In Their Own Words
Mathias Svalina's “Wastoid”
Wastoid
Wastoid
The first time I met my lover he was a praying mantis. He extended one long green leg toward me & offered me his ipod. The headphones were two tiny preying mantises affixed to black wires. I inserted them into my ears & heard a sound I could not identify. It sounded like two wet bones rubbing against each other, but also like lakewater lapping off of a handful of wet hair. Then I understood the sound. I was inside my lover's heart & the sound was his blood, how a glass of cold water on a hot day undoes itself. When I opened my eyes the recognizable world was gone & my lover was there: preying mantis body, preying mantis eyes, preying mantis mandibles biting through my preying mantis skin, eating my preying mantis eyes, understanding in the manner of a joystick.
Wastoid
I first saw my lover in Sunken Gardens as the sun rose over downtown & we opened a warm bottle of champagne. Out of the bottle flew jewel-like flies, each carrying a tiny chandelier, each chandelier more beautiful than the last, beautiful in complexity & artistry & made more beautiful by diminution. I grew up in a house of doors. Mythic creatures like Jimmy Superfly Snukka & Lionel Richie could open any door, but I had to wait until a door was opened for me. Now I carry dozens of doors on my back wherever I go. My lover is walking down the street, his cellphone visible in the back pocket of his jeans, but with these doors on my back I'm behind too many doors. It's like I am my lover's imaginary friend, except I'm real.
Wastoid
My lover is an obstacle. Many think I must overcome him but I do not want to overcome him. I don't remember my dreams, but once I was in the ocean & it was blue like what a bomb feels & above me two whales swam lazily & I could see how each muscle worked in their bigness & their singing was the biggest door creaking on the biggest rusty hinges & also the biggest & most beautiful boy sighing the biggest sighs of receipt. I think this is why I like the universe & books & roots & computers & mountains & riots & love & the-river-after-it-rains: I don't go much for beauty without condition—everything impossible is part of me. My obstacles are true commas.
Wastoid
My lover has grown another lover out of himself & now he has no need for me. When he looks at me it is as if he is looking at a curtain. Throughout the day I see many men—men walking dogs, men lying on the grass, men with hardhats—but I have never seen a man so unimpressed with a curtain. When my lover used to have a halo I ate only a tiny bit each night, though I wanted to eat it all at once. Over the years the halo grew smaller & smaller until I was biting the skin from my lover's head, trying to get the last bits of the halo, trying to find a chord. The new lover who grew out of my lover has a fresh halo, which my lover has begun to nibble—I can see the tooth marks. I see many things—chalk, bulldozers, guitar strings—& all of them are horrible.
***
Poems reprinted from Wastoid (Big Luck Books, 2014). Reprinted with permission of the author.
On "Wastoid"
I thought love had failed me. Probably I had failed love. I was, as they say, going through a hard time. In attempt to restore myself, recreate myself, I looked to the poetry of the Elizabethans. I reread my Sidney & Spenser, my Donne & Marvell. Because isn't art supposed to assuage the crushing pain of existence? to save us? It did not help.
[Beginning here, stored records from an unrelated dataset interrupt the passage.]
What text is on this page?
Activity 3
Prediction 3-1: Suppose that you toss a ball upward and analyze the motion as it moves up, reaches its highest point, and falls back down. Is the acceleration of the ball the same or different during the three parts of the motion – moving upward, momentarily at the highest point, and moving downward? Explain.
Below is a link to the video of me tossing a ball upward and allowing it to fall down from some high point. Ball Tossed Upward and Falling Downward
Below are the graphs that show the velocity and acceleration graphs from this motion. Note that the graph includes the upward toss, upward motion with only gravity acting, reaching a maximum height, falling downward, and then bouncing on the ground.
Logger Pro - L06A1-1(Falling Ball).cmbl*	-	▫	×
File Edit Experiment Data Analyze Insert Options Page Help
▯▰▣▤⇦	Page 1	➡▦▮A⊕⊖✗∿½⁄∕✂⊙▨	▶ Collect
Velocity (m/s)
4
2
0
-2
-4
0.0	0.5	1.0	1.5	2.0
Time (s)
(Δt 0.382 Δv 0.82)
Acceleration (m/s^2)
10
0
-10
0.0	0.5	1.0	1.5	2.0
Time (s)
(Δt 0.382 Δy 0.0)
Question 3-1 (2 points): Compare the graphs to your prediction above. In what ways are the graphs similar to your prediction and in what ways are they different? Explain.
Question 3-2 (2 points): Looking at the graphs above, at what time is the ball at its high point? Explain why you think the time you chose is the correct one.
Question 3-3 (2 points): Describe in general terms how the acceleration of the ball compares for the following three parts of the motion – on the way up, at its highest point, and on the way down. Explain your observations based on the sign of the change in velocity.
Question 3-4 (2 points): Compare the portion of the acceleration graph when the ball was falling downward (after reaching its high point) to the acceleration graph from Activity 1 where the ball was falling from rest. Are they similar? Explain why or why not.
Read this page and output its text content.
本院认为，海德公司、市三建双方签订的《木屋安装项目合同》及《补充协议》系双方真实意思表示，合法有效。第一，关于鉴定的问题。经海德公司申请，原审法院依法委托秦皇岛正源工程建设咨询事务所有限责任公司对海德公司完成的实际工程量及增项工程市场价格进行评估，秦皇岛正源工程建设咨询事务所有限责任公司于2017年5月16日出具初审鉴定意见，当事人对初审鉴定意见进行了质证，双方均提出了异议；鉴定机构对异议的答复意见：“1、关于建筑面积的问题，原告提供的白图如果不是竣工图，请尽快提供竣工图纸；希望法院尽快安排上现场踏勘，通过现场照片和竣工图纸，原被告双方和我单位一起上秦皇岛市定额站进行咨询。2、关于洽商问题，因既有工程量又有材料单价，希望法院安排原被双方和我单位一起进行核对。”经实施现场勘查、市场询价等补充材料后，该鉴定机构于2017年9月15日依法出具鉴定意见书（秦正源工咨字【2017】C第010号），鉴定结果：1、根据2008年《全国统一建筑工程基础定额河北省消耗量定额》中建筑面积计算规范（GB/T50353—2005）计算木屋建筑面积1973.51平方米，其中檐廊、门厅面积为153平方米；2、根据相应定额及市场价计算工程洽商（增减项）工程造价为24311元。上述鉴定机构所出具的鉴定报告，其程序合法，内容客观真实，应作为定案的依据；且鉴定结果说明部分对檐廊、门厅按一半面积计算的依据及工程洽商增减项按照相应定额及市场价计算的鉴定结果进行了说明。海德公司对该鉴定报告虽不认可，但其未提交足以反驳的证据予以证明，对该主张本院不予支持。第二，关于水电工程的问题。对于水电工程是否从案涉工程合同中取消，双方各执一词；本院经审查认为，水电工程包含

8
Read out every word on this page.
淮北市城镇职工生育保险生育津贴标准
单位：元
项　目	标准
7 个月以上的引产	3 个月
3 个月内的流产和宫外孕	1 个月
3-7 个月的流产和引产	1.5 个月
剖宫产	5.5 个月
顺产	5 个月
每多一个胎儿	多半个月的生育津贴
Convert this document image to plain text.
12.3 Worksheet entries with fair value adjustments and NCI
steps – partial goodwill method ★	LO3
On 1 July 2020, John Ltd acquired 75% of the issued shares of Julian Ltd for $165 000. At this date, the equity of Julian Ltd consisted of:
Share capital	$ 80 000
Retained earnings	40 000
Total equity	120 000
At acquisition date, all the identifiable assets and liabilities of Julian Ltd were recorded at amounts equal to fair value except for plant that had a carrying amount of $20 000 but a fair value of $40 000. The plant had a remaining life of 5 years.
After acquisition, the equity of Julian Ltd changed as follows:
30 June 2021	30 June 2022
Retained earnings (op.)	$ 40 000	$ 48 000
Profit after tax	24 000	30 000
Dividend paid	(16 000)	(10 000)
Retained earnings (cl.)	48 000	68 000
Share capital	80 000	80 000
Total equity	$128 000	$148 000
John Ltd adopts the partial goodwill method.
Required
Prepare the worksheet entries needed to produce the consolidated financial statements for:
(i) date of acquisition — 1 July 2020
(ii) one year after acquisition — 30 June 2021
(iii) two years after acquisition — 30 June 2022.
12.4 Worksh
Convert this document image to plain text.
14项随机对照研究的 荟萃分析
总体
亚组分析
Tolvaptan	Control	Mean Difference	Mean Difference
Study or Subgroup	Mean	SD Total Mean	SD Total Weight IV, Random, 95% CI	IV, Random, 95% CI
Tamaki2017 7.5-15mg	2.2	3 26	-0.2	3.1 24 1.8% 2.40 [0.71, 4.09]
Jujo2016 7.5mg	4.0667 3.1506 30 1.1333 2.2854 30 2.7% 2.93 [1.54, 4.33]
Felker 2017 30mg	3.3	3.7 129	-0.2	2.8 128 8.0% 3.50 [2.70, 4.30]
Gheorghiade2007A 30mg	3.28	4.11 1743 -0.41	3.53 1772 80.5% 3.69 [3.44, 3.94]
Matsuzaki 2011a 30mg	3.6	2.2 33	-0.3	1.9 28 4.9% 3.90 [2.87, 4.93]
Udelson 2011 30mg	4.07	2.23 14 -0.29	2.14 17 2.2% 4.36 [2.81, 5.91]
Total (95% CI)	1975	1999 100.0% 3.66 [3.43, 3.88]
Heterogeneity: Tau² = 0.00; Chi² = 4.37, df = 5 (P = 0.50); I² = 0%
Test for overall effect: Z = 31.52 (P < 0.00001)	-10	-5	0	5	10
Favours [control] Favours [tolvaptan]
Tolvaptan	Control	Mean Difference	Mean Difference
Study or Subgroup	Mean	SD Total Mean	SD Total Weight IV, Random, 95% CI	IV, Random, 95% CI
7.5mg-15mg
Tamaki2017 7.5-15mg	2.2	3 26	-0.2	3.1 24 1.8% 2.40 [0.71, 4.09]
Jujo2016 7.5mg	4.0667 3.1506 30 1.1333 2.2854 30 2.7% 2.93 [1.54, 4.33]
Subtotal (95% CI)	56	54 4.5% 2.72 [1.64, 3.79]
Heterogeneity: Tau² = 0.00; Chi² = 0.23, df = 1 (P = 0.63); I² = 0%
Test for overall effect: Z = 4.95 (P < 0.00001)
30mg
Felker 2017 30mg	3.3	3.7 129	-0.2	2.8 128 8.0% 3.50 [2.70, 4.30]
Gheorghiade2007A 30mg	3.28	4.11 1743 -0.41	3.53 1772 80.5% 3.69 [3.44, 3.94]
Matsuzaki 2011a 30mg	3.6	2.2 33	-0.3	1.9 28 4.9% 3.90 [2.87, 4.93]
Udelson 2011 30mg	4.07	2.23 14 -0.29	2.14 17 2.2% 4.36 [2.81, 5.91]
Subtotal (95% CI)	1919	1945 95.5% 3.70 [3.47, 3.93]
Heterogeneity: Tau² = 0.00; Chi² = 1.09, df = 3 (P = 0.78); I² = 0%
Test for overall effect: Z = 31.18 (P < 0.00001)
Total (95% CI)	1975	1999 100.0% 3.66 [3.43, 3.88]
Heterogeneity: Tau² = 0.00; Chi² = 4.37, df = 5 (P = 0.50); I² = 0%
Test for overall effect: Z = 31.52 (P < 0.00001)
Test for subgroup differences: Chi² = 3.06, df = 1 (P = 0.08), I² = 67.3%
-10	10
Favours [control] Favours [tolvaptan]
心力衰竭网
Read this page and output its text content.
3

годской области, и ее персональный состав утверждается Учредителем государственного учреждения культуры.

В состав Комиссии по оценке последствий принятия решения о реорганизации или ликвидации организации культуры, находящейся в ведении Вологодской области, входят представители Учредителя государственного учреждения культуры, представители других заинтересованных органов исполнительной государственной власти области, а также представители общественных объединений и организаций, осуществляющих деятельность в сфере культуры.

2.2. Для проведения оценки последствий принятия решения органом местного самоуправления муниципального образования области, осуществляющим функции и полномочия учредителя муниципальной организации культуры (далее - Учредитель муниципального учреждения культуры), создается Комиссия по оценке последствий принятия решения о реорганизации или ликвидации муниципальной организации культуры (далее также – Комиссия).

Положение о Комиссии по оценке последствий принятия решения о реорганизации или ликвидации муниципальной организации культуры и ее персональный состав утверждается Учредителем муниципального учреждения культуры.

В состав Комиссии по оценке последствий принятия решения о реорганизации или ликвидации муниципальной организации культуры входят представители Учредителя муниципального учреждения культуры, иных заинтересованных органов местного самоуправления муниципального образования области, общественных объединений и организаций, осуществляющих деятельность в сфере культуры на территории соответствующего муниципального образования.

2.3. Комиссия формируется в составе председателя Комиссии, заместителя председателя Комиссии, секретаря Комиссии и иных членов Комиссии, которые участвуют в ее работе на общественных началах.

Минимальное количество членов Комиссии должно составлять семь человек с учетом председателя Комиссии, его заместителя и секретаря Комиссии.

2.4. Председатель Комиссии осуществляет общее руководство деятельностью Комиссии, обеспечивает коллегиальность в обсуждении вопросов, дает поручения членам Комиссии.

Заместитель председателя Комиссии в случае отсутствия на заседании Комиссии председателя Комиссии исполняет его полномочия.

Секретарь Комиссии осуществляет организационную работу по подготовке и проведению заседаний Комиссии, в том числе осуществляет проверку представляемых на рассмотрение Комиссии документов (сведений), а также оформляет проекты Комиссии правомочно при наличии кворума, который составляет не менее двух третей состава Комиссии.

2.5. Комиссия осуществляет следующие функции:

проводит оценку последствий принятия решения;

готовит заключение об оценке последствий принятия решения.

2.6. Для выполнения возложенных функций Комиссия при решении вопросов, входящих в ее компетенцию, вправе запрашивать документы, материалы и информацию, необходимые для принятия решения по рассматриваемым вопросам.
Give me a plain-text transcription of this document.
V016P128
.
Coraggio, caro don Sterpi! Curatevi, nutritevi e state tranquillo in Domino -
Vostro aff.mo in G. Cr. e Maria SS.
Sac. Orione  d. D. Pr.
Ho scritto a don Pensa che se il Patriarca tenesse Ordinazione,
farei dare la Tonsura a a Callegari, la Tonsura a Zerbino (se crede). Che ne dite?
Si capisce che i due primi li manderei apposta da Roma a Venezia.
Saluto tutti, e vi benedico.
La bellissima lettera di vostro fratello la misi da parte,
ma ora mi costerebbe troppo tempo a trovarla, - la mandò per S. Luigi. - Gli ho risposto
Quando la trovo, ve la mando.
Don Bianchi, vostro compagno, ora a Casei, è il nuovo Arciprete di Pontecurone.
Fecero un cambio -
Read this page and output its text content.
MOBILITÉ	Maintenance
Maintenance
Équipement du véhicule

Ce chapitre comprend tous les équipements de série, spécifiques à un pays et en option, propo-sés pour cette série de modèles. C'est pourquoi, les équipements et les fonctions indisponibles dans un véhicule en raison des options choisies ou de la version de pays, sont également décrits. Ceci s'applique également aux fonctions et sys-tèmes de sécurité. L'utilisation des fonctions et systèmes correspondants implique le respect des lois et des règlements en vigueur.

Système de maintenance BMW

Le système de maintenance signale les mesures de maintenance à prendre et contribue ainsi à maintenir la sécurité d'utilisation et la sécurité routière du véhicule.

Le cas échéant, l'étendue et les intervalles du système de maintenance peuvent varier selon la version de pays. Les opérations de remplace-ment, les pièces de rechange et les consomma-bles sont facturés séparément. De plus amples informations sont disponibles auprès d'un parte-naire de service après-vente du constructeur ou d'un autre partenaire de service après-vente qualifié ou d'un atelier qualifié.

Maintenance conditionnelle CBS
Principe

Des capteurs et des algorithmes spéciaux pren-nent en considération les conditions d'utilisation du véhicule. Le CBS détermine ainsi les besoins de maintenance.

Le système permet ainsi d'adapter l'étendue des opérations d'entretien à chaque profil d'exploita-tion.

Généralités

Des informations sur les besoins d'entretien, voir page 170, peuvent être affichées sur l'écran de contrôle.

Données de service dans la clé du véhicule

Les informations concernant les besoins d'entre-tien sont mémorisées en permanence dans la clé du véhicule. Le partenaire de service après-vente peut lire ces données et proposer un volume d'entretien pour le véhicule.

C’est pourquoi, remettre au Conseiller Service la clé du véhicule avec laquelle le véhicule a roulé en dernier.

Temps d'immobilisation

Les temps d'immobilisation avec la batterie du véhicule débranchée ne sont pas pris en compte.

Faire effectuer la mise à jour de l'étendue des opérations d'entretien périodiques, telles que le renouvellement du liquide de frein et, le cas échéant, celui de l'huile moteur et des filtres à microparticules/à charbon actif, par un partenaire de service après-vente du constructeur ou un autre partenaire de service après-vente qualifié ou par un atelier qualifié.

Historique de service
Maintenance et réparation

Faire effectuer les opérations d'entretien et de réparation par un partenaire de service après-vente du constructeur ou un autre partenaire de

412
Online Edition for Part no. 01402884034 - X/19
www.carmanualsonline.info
As I reread Shakespeare's sonnets, one of the greatest accumulations of sounds & sentences in the English language, I found them this time to be packed with bad advice. It was my job, I realized, to correct the advice, poem by poem, in Shakespeare's sonnets. I wrote new sonnets in prose. I don't recall any choice that comprised an individual poem. I can't remember which "Wastoid" corresponds to which sonnet. I can't remember why they are titled "Wastoid," except that they were always titled "Wastoid." I know it is because of the band Wasteoid from Lincoln, Nebraska but I am not certain why.
I worked on these poems every day. My pills were taken. The motions went through. I tried to make love clear. Was it difficult to give myself wholly to whatever it is in art that awards salvation? I can't remember if I did this or if it was. After I read the first twenty-three "Wastoids" at the Sarah Lawrence Poetry Festival Josh took my shoulders in his hands & said to me You can't die. And I responded Did I read too long?
And these poems, they might not have good advice to them either, but they gave to me. Wastoid gave me something to accomplish when I felt like I had nothing. And when I was done with the book I wasn't saved but at least I did not die.